The 60 employees at Eau Claire’s largest bank had been taking classes in Microsoft’s Outlook, Word and Excel programs through Chippewa Valley Technical College’s (CVTC) Business & Industry (B&I) Services, taught by Suzanne Blau.
“They were talking about the class and wanted to know if others understood about the tabs and tables,” Solberg said. “That you could walk into the lunchroom and hear people talking about the classes is a compliment to Suzanne. She is an excellent teacher.”
Solberg counts employees coming together and communicating as one of the major benefits of the training, which is designed to sharpen skills in use of business technology.
Virtually all businesses use software that is essential to their operations. Managers know there is always a learning curve when new employees need to learn unfamiliar programs, and an even bigger learning curve when new software is introduced at a workplace. Often people get along just knowing the minimum.
“The problem with software applications is there is always variation in the levels of skills,” Blau said. “Many people are self-taught and there are things they don’t know and they don’t know they don’t know them.”
Workers are commonly not getting the most out of the software they use on a daily basis. CVTC’s B&I Services can help with that, as Blau did at Charter Bank.

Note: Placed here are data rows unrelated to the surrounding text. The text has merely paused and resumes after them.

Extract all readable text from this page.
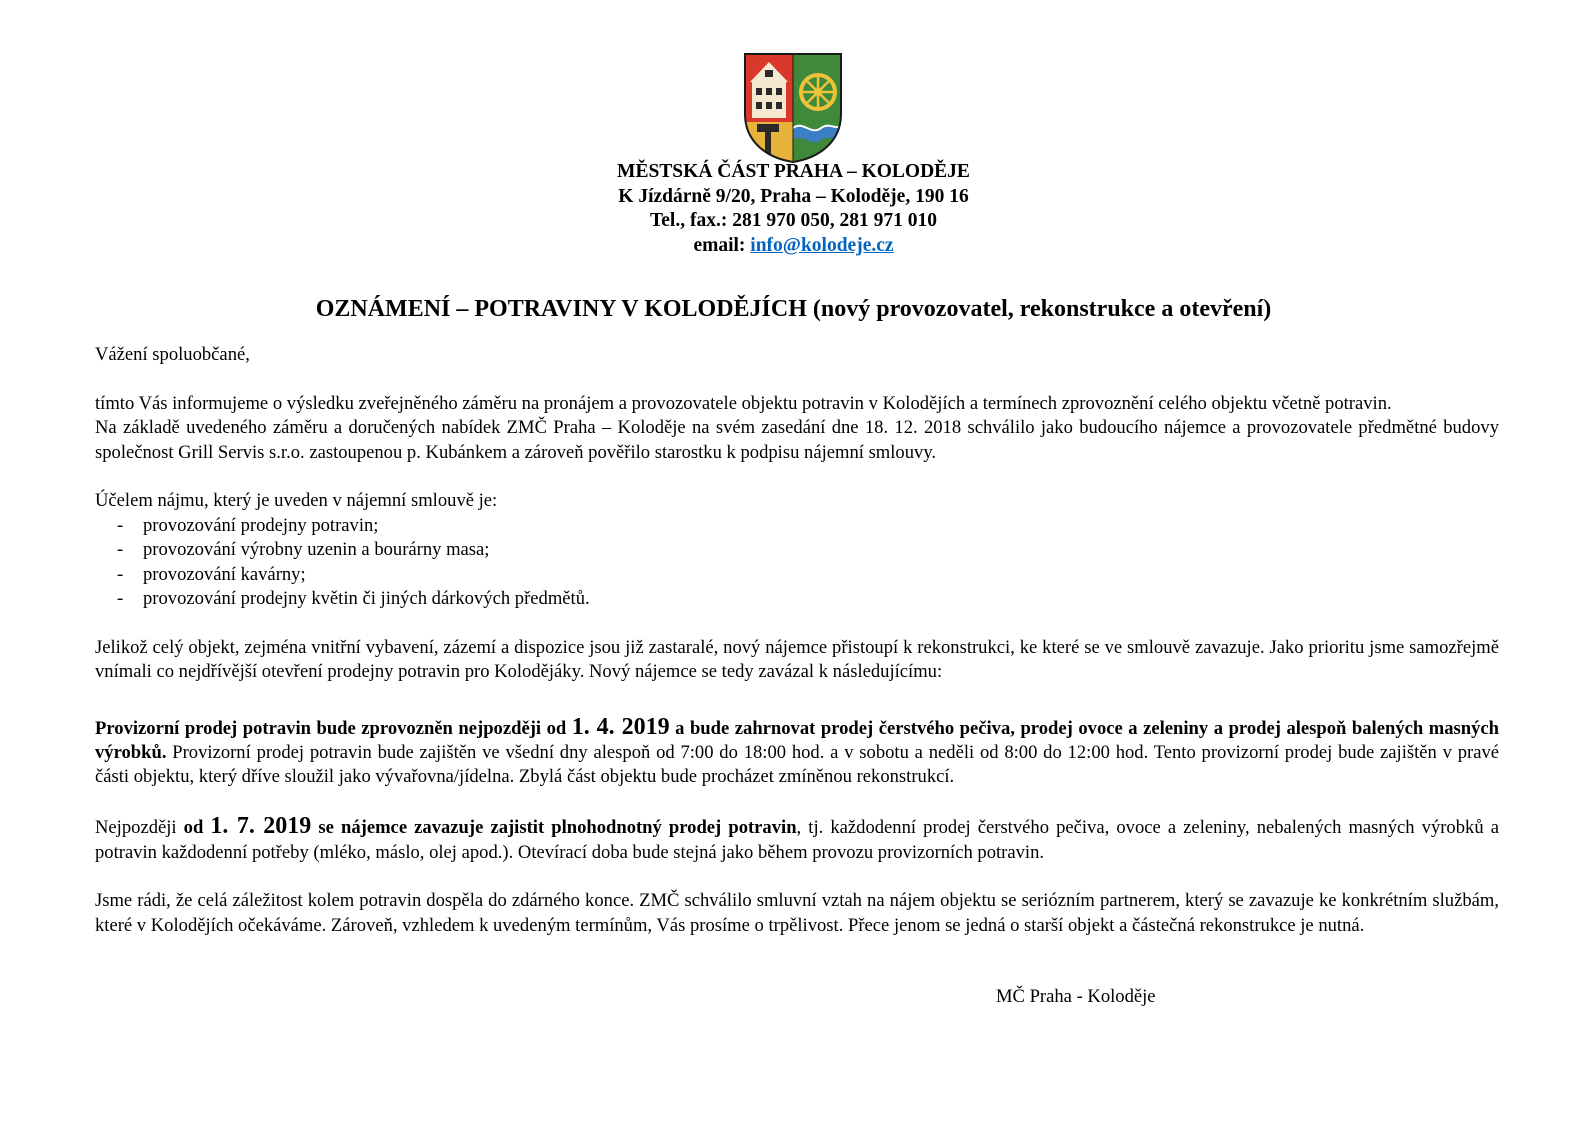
MĚSTSKÁ ČÁST PRAHA – KOLODĚJE
K Jízdárně 9/20, Praha – Koloděje, 190 16
Tel., fax.: 281 970 050, 281 971 010
email: info@kolodeje.cz
OZNÁMENÍ – POTRAVINY V KOLODĚJÍCH (nový provozovatel, rekonstrukce a otevření)

Vážení spoluobčané,

tímto Vás informujeme o výsledku zveřejněného záměru na pronájem a provozovatele objektu potravin v Kolodějích a termínech zprovoznění celého objektu včetně potravin.

Na základě uvedeného záměru a doručených nabídek ZMČ Praha – Koloděje na svém zasedání dne 18. 12. 2018 schválilo jako budoucího nájemce a provozovatele předmětné budovy společnost Grill Servis s.r.o. zastoupenou p. Kubánkem a zároveň pověřilo starostku k podpisu nájemní smlouvy.

Účelem nájmu, který je uveden v nájemní smlouvě je:

- provozování prodejny potravin;
- provozování výrobny uzenin a bourárny masa;
- provozování kavárny;
- provozování prodejny květin či jiných dárkových předmětů.

Jelikož celý objekt, zejména vnitřní vybavení, zázemí a dispozice jsou již zastaralé, nový nájemce přistoupí k rekonstrukci, ke které se ve smlouvě zavazuje. Jako prioritu jsme samozřejmě vnímali co nejdřívější otevření prodejny potravin pro Koloděјáky. Nový nájemce se tedy zavázal k následujícímu:

Provizorní prodej potravin bude zprovozněn nejpozději od 1. 4. 2019 a bude zahrnovat prodej čerstvého pečiva, prodej ovoce a zeleniny a prodej alespoň balených masných výrobků. Provizorní prodej potravin bude zajištěn ve všední dny alespoň od 7:00 do 18:00 hod. a v sobotu a neděli od 8:00 do 12:00 hod. Tento provizorní prodej bude zajištěn v pravé části objektu, který dříve sloužil jako vývařovna/jídelna. Zbylá část objektu bude procházet zmíněnou rekonstrukcí.

Nejpozději od 1. 7. 2019 se nájemce zavazuje zajistit plnohodnotný prodej potravin, tj. každodenní prodej čerstvého pečiva, ovoce a zeleniny, nebalených masných výrobků a potravin každodenní potřeby (mléko, máslo, olej apod.). Otevírací doba bude stejná jako během provozu provizorních potravin.

Jsme rádi, že celá záležitost kolem potravin dospěla do zdárného konce. ZMČ schválilo smluvní vztah na nájem objektu se seriózním partnerem, který se zavazuje ke konkrétním službám, které v Kolodějích očekáváme. Zároveň, vzhledem k uvedeným termínům, Vás prosíme o trpělivost. Přece jenom se jedná o starší objekt a částečná rekonstrukce je nutná.

MČ Praha - Koloděje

“We had been thinking about it for some time,” Solberg said. “And (Charter Bank President) Paul Kohler is a big advocate of training.”
For Charter Bank, it started with Microsoft Outlook, a program for email and much more.
“You’d be surprised at how many people didn’t know what it offers,” Solberg said. “A lot of them didn’t know about the calendar function. That helped a lot of them.”
The employees moved on to Microsoft Word. “We do quite a lot with Word,” Solberg said. “Word is used a lot in correspondence with customers and notes in files, or you can write up a letter and paste it in an email.”
“Word is not a hard program to learn, but there are a lot of functions,” Blau said. “Different groups of employees — sales, administrative, tellers — each have different needs in the program.”
That’s where communication between the employer and instructor is invaluable. Instructors in CVTC’s B&I Services customize their training programs to the needs of the client.
“Carol Ann gave me a list of things she wanted me to cover,” Blau said.
“She sent us what they offered and we picked out what we needed,” Solberg said.
Customization for certain employees at Charter was particularly useful in the class on Excel. A spreadsheet program, Excel is absolutely essential in a banking setting, and Solberg said Charter has some very heavy users of Excel — as well as some who use it only occasionally or on a limited basis. Solberg said she is looking into advanced Excel training for the heavy users as a follow-up.
But what has taken place already is making a difference at Charter Bank, including in the relationships between employees.
“What was really neat to me was seeing our people working together. People’s greatest resource is the people sitting next to them,” Solberg said.
The classes brought together people from different areas that may not normally communicate much with each other, all working together to improve their skills, and with classroom work spilling over into the lunchroom.
The sessions leave the workers with more knowledge and feeling better about one another and the organization.
“It says a lot about an organization that they want to invest in their employees,” Solberg said.